Allentown is roughly bounded by Main Street to the east, Edward Street to the south, North Street to the north, and Cottage and Pennsylvania Streets to the west. Through its center runs Allen Street and Virginia Street.
Among the district’s foremost architectural treasures are the typically middle-class Tifft Houses (Allen St. between Park and Irving Pl.); the extravagant Williams-Butler Mansion (672 Delaware Ave.), now housing the Jacobs Executive Development Center; and the Wilcox Mansion.
Samuel Clemens, a.k.a. Mark Twain, once lived at 472 Delaware Avenue, and F. Scott Fitzgerald spent part of his childhood at 29 Irving Place.
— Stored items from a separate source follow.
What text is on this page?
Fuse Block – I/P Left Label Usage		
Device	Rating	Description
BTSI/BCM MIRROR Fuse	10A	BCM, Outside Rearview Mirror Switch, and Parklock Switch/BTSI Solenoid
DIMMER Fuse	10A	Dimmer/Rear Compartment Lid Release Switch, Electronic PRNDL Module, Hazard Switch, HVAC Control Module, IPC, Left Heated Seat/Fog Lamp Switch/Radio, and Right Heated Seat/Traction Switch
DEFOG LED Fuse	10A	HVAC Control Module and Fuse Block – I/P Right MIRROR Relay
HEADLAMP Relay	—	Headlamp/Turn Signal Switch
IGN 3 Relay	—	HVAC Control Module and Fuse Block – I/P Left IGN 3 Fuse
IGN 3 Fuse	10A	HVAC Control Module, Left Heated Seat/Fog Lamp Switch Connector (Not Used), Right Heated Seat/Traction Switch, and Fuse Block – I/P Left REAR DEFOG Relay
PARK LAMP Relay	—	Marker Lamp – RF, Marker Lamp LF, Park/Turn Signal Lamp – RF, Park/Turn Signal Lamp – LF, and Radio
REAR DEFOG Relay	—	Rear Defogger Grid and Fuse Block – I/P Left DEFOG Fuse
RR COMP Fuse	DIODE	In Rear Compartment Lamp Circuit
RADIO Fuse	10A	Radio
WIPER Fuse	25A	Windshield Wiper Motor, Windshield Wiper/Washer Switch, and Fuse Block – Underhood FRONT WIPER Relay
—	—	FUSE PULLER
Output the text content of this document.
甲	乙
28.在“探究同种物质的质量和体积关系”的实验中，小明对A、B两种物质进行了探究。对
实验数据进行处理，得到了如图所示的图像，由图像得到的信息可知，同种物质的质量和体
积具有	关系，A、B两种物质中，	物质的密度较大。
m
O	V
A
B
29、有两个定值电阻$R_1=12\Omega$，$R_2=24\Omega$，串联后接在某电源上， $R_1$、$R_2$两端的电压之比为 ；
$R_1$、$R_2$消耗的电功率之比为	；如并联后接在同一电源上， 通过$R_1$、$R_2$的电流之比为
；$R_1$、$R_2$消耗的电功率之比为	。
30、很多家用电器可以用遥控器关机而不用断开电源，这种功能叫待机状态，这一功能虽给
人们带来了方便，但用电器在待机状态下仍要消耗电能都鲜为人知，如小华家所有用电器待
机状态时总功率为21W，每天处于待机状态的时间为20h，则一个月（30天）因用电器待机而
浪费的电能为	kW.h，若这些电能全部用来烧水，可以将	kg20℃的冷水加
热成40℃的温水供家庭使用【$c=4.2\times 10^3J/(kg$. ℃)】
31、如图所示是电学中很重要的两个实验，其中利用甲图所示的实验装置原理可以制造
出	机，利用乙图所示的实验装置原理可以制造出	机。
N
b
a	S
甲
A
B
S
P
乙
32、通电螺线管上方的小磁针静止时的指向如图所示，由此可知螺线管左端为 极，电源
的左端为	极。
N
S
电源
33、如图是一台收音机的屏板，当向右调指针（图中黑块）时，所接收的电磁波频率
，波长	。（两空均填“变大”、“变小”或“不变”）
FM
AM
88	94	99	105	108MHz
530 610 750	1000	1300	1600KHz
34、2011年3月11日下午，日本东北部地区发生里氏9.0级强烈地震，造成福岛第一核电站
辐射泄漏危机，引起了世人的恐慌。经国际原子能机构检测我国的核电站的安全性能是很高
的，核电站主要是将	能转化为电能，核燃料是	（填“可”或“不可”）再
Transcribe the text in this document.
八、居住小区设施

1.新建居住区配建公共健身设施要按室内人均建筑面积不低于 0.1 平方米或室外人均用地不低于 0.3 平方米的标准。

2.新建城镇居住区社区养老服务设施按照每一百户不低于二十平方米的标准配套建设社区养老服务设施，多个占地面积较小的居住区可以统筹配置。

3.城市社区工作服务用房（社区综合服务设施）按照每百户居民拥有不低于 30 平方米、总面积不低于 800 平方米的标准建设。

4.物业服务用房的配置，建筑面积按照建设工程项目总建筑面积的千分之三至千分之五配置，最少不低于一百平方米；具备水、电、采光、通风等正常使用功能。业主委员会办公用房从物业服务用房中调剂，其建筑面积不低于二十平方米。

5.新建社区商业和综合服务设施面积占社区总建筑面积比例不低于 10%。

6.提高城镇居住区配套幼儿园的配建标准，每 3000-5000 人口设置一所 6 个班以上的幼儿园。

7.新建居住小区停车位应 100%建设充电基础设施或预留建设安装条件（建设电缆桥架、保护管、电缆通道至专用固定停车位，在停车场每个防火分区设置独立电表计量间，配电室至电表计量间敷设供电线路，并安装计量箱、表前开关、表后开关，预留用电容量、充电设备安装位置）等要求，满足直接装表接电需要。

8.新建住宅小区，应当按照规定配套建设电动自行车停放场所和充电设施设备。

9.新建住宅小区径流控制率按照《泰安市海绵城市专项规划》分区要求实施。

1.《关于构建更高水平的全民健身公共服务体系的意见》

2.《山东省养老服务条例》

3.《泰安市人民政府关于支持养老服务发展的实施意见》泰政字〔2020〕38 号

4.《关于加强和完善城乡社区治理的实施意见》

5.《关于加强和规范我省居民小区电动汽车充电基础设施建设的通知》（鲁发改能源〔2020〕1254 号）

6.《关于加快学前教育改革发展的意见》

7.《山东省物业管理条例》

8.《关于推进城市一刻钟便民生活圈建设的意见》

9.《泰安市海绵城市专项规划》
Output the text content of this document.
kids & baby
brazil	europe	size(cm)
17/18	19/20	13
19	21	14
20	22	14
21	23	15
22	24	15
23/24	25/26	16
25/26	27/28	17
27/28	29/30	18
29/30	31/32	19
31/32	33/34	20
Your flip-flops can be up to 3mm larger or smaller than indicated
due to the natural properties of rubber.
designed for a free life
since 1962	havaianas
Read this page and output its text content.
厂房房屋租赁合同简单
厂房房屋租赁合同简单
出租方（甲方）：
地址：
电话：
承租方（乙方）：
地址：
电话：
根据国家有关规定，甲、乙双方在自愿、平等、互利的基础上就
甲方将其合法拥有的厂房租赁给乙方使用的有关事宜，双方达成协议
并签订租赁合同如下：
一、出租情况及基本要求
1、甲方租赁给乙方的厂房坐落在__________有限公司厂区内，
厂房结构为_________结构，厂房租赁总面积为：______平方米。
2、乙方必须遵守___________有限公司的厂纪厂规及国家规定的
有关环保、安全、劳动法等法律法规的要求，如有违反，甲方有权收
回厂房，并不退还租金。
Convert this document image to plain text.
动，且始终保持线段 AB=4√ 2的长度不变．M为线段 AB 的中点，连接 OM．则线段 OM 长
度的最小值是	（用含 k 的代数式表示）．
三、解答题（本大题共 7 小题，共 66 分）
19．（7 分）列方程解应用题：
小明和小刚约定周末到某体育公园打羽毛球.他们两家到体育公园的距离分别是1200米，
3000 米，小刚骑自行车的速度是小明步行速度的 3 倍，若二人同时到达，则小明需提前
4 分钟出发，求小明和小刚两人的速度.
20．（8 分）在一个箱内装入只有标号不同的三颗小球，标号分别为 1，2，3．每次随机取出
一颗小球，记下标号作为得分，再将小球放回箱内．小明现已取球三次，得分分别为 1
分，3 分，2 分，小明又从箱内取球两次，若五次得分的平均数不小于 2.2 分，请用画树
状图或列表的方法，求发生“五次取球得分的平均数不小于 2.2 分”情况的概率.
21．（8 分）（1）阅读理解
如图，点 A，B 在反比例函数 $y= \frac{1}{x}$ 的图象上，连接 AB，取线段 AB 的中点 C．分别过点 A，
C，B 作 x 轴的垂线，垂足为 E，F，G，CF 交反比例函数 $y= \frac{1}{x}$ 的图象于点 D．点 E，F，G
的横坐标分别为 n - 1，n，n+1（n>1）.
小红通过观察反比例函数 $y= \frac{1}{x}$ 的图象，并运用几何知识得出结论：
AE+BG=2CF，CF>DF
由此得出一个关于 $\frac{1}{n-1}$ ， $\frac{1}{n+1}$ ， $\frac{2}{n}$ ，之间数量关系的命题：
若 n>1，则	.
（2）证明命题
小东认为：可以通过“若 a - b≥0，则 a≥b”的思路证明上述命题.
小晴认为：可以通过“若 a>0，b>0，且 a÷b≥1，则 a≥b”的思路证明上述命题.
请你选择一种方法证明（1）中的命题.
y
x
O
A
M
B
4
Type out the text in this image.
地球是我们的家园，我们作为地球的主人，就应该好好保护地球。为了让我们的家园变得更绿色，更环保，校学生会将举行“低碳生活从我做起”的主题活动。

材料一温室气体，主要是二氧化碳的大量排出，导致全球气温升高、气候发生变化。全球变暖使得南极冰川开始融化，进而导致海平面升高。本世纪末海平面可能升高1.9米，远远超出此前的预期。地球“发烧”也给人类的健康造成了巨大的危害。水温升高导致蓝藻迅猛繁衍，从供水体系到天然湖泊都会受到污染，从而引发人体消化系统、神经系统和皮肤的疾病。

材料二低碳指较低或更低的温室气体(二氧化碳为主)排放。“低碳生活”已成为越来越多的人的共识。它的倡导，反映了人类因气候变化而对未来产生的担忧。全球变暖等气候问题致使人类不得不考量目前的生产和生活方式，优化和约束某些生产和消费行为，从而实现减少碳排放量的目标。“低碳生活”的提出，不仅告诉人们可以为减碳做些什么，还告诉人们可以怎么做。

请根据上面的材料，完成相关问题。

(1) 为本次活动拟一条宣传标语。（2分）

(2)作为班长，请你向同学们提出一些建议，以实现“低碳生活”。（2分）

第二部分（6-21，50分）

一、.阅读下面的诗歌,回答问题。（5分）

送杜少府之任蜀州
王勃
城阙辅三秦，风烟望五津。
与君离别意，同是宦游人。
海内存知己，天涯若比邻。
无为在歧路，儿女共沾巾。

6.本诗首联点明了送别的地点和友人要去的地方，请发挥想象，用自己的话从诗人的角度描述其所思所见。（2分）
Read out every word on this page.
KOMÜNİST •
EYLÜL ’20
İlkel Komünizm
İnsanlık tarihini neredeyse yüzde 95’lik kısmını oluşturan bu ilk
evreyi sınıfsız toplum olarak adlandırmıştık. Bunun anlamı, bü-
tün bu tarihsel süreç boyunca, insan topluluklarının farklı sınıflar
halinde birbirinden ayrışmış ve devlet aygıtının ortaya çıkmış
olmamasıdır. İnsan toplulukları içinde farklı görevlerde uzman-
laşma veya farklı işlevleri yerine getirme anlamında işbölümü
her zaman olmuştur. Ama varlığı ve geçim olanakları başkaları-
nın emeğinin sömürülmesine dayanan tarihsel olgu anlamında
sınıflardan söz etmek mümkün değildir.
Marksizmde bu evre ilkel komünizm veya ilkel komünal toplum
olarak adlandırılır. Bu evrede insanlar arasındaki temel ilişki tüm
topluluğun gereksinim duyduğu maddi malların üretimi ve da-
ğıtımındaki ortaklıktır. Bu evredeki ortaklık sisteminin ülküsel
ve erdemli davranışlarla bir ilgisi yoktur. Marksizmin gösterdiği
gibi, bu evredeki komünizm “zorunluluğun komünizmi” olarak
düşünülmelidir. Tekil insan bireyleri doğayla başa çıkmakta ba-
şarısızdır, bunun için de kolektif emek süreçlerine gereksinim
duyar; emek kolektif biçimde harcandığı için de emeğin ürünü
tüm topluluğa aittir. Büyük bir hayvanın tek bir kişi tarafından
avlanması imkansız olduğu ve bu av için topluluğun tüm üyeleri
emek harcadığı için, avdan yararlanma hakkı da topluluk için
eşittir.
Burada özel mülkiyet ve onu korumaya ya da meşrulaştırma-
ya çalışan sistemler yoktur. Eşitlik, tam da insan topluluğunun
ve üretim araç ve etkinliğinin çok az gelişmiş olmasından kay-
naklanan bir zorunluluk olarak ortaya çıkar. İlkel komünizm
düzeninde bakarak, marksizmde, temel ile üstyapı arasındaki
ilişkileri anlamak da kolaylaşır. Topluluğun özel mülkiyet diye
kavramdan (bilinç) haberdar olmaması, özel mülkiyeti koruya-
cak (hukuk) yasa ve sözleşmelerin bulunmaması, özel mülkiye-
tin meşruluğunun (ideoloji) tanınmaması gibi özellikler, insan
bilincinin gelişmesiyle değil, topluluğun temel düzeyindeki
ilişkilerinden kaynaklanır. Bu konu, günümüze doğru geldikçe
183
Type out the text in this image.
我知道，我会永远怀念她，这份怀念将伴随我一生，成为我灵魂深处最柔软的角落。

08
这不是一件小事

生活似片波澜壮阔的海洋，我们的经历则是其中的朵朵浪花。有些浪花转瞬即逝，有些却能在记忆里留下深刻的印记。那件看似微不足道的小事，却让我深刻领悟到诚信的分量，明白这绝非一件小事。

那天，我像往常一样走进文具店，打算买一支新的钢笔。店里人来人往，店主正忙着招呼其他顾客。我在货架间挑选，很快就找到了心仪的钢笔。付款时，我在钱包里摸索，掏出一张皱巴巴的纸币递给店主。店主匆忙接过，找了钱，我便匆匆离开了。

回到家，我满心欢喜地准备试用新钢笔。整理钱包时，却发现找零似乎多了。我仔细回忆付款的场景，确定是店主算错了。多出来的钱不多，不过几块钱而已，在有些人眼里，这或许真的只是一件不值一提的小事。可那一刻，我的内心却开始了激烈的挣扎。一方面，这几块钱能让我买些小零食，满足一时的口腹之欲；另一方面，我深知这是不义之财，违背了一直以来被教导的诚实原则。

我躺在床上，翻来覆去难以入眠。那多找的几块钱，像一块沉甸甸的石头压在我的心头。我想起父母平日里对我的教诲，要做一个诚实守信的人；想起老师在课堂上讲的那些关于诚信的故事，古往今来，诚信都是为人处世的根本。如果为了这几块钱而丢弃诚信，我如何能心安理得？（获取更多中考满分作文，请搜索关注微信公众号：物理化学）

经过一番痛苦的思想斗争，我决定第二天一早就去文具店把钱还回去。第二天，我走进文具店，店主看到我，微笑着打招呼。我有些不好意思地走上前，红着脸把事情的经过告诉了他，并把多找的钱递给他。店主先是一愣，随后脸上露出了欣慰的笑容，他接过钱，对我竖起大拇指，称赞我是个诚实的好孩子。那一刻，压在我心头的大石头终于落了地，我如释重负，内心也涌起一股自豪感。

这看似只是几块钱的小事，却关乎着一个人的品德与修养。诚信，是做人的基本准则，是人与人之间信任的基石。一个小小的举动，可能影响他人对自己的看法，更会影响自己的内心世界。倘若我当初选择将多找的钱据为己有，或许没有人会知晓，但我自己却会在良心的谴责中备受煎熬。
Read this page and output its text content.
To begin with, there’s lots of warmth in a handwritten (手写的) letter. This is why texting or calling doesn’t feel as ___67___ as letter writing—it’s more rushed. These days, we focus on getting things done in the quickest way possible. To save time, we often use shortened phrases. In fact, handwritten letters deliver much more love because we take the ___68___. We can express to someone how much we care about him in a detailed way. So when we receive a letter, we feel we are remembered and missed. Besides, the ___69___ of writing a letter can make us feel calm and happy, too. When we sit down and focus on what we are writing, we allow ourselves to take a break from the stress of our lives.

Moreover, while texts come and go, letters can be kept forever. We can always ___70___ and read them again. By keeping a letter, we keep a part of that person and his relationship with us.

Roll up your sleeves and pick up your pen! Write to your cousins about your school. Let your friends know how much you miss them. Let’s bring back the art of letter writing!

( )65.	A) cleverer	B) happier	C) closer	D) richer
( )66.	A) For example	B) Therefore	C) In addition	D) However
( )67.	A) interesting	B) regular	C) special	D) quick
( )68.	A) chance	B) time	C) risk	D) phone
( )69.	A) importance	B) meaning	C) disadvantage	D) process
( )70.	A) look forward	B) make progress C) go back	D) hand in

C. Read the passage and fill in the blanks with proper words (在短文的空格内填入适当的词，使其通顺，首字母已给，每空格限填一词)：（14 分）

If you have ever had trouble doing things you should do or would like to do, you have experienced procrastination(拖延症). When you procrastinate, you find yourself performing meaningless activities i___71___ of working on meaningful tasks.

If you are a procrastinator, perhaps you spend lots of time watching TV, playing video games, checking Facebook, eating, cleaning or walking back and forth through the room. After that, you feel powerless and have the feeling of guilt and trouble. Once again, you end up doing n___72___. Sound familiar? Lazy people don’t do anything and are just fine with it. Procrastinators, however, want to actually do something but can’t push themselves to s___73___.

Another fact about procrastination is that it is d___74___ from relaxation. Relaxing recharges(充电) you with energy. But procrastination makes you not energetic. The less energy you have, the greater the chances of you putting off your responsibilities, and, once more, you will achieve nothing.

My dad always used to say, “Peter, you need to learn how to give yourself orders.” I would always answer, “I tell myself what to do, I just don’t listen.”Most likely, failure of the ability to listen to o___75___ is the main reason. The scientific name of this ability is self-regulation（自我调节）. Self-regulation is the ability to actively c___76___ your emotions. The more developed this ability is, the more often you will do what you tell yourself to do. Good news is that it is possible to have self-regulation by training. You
Theodore Roosevelt was formally inaugurated in the stately Wilcox Mansion (641 Delaware Ave., between North and Allen Sts., 716/884-0095, tours 9:30 a.m., 10:30 a.m., 11:30 a.m., 12:30 p.m., 1:30 p.m., 2:30 p.m., 3:30 p.m. Mon.–Fri.; 12:30 p.m., 1:30 p.m., 2:30 p.m., 3:30 p.m. Sat.–Sun., adults $10, seniors and students $7, children 6–18 $5) in 1901 after the assassination of President McKinley. “It is a dreadful thing to come into the Presidency this way,” wrote the pragmatic Roosevelt shortly after the event, “but it would be far worse to be morbid about it. Here is the task, and I have got to do it to the best of my ability; and that is all there is about it.”
Once owned by a prominent lawyer named Ansley Wilcox, the 1838 house is now run by the National Park Service. The library where Roosevelt was sworn in has been fully restored; among the items on display elsewhere in the house is the handkerchief that assassin Leon Czolgosz used to cover his handgun.